E’ il caso, se vogliamo, della “PAR. IN.”, di Airoldi Giuseppe, una società in accomandita semplice per l’assunzione di partecipazioni sia in proprio che per terzi, e nella quale si nota la presenza della “Interoil Investment Trust”, di Vaduz; il caso della “Warn” di Attilio Neri, una s.a.s. per operazioni immobiliari e mobiliari, in cui appare la “SADAF Finance Etablissement”; della “Costanza”, una immobiliare di Grosselli Attilio, con la “Olka Finanziaria Etablissement” di Triesen; della “Editorial” dell’Eugenia Airoldi prima, poi di Franco Caprotti, in cui entra la “Trevalor Trust”. Particolare notevole: quest’ultima Cessa a Milano nel 1970 con un capitale di mezzo milione, riaprendo subito dopo a Varese, portando il capitale a cinquanta milioni.
Il giro di queste s.a.s. è probabilmente complesso. Intendiamoci: potremmo aver preso un granchio. Ma finché mancano smentite, è En troppo evidente pensare a collusioni fra il clan dei Cefis e le società del principato del Liechtenstein: per le compartecipazioni, gli investimenti, le fideiussioni, le obbligazioni, l’acquisto, la gestione, la vendita, le proprietà. Se il giro esiste, come lascerebbero intendere troppi elementi, si evidenzierebbe una volta di più la doppia personalità di Eugenio Cefis, uomo pubblico, tenuto per molti versi ad un distacco da interessi particolari, privatistici. Se il ministro Preti esalta il Presidente della Montedison proprio per le tipiche virtù dell’uomo di Stato, vorremmo potergli credere senza riserve.
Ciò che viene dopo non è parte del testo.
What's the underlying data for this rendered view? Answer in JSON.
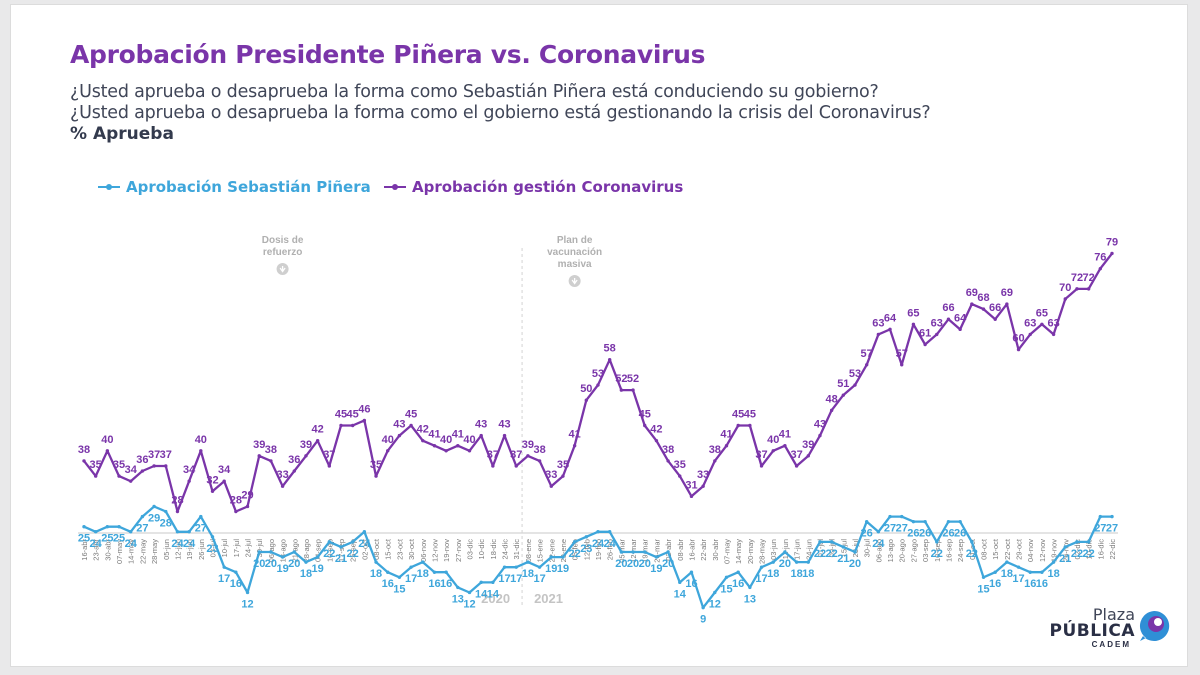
{
  "title": "Aprobación Presidente Piñera vs. Coronavirus",
  "question_1": "¿Usted aprueba o desaprueba la forma como Sebastián Piñera está conduciendo su gobierno?",
  "question_2": "¿Usted aprueba o desaprueba la forma como el gobierno está gestionando la crisis del Coronavirus?",
  "unit_label": "% Aprueba",
  "logo": {
    "line1": "Plaza",
    "line2": "PÚBLICA",
    "line3": "CADEM"
  },
  "colors": {
    "pinera": "#3ea6db",
    "coronavirus": "#7a35a9",
    "logo_blue": "#2f8fd6",
    "logo_purple": "#7a35a9"
  },
  "chart_data": {
    "type": "line",
    "x": [
      "16-abr",
      "23-abr",
      "30-abr",
      "07-may",
      "14-may",
      "22-may",
      "28-may",
      "05-jun",
      "12-jun",
      "19-jun",
      "26-jun",
      "03-jul",
      "10-jul",
      "17-jul",
      "24-jul",
      "30-jul",
      "06-ago",
      "13-ago",
      "21-ago",
      "28-ago",
      "04-sep",
      "10-sep",
      "17-sep",
      "25-sep",
      "02-oct",
      "08-oct",
      "15-oct",
      "23-oct",
      "30-oct",
      "06-nov",
      "12-nov",
      "19-nov",
      "27-nov",
      "03-dic",
      "10-dic",
      "18-dic",
      "24-dic",
      "31-dic",
      "08-ene",
      "15-ene",
      "22-ene",
      "29-ene",
      "05-feb",
      "12-feb",
      "19-feb",
      "26-feb",
      "05-mar",
      "12-mar",
      "19-mar",
      "26-mar",
      "02-abr",
      "08-abr",
      "16-abr",
      "22-abr",
      "30-abr",
      "07-may",
      "14-may",
      "20-may",
      "28-may",
      "03-jun",
      "11-jun",
      "17-jun",
      "24-jun",
      "01-jul",
      "09-jul",
      "15-jul",
      "23-jul",
      "30-jul",
      "06-ago",
      "13-ago",
      "20-ago",
      "27-ago",
      "03-sep",
      "10-sep",
      "16-sep",
      "24-sep",
      "01-oct",
      "08-oct",
      "15-oct",
      "22-oct",
      "29-oct",
      "04-nov",
      "12-nov",
      "19-nov",
      "26-nov",
      "02-dic",
      "10-dic",
      "16-dic",
      "22-dic"
    ],
    "series": [
      {
        "name": "Aprobación Sebastián Piñera",
        "values": [
          25,
          24,
          25,
          25,
          24,
          27,
          29,
          28,
          24,
          24,
          27,
          23,
          17,
          16,
          12,
          20,
          20,
          19,
          20,
          18,
          19,
          22,
          21,
          22,
          24,
          18,
          16,
          15,
          17,
          18,
          16,
          16,
          13,
          12,
          14,
          14,
          17,
          17,
          18,
          17,
          19,
          19,
          22,
          23,
          24,
          24,
          20,
          20,
          20,
          19,
          20,
          14,
          16,
          9,
          12,
          15,
          16,
          13,
          17,
          18,
          20,
          18,
          18,
          22,
          22,
          21,
          20,
          26,
          24,
          27,
          27,
          26,
          26,
          22,
          26,
          26,
          22,
          15,
          16,
          18,
          17,
          16,
          16,
          18,
          21,
          22,
          22,
          27,
          27
        ]
      },
      {
        "name": "Aprobación gestión Coronavirus",
        "values": [
          38,
          35,
          40,
          35,
          34,
          36,
          37,
          37,
          28,
          34,
          40,
          32,
          34,
          28,
          29,
          39,
          38,
          33,
          36,
          39,
          42,
          37,
          45,
          45,
          46,
          35,
          40,
          43,
          45,
          42,
          41,
          40,
          41,
          40,
          43,
          37,
          43,
          37,
          39,
          38,
          33,
          35,
          41,
          50,
          53,
          58,
          52,
          52,
          45,
          42,
          38,
          35,
          31,
          33,
          38,
          41,
          45,
          45,
          37,
          40,
          41,
          37,
          39,
          43,
          48,
          51,
          53,
          57,
          63,
          64,
          57,
          65,
          61,
          63,
          66,
          64,
          69,
          68,
          66,
          69,
          60,
          63,
          65,
          63,
          70,
          72,
          72,
          76,
          79
        ]
      }
    ],
    "annotations": [
      {
        "text": "Plan de vacunación masiva",
        "x": "05-feb"
      },
      {
        "text": "Dosis de refuerzo",
        "x": "13-ago"
      }
    ],
    "year_labels": [
      "2020",
      "2021"
    ],
    "year_boundary": {
      "after": "31-dic",
      "before": "08-ene"
    },
    "ylim": [
      0,
      100
    ],
    "grid": false,
    "legend_position": "top-left"
  }
}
I ministri dovrebbero parlar chiaro, pur con il tatto e la misura politica suggeriti dalla posizione delicata di certi personaggi di primo piano nella vita del Paese.
Non è l’autorità dei signori Ministri che rende invulnerabile dalla severità della legge un uomo, anche se notabile, anche se collocato molto in alto. La fatica oratoria dei nostri governanti dovrebbe spiegarci invece perché alla gente qualsiasi non sia consentito alcun estro inventivo nella dichiarazione dei redditi, mentre alle divinità dell’Olimpo democratico sembra siano aperte tutte le strade per sfuggire all’odioso controllo.
Quando qualcuno segnala pubblicamente, indicando una pista, sarebbe giocoforza seguire questo allarme, suffragato da molteplici elementi di veridicità per considerarlo a priori falso e tendenzioso. Noi abbiamo indicato alcune probanti risultanze. Non abbiamo naturalmente scoperto tutte le carte che il gioco, imprevedibile, ci va fornendo di giorno in giorno. Con tante tessere, abbiamo corretto il mosaico encomiastico che gli artisti (di Stato) della politica vanno regolarmente collezionando intorno al venerabile.
Esiste un rovescio della medaglia al merito civile. L’eroe dell’economia italiana ha i piedi d’argilla, almeno sullo zoccolo che hanno voluto erigergli. La Triplice Intesa governo, partiti, sindacati gli rilascia credenziali o si trincera in un silenzio che acconsente. Il quarto potere apprezza le benemerenze concrete che gliene derivano, e tace.
Un po’ alla volta, con la nostra fatica di Sisifo, scarteremo tutti i veli che custodiscono il santone, collezionista di ex voto, di immobiliari e di pubblici encomi.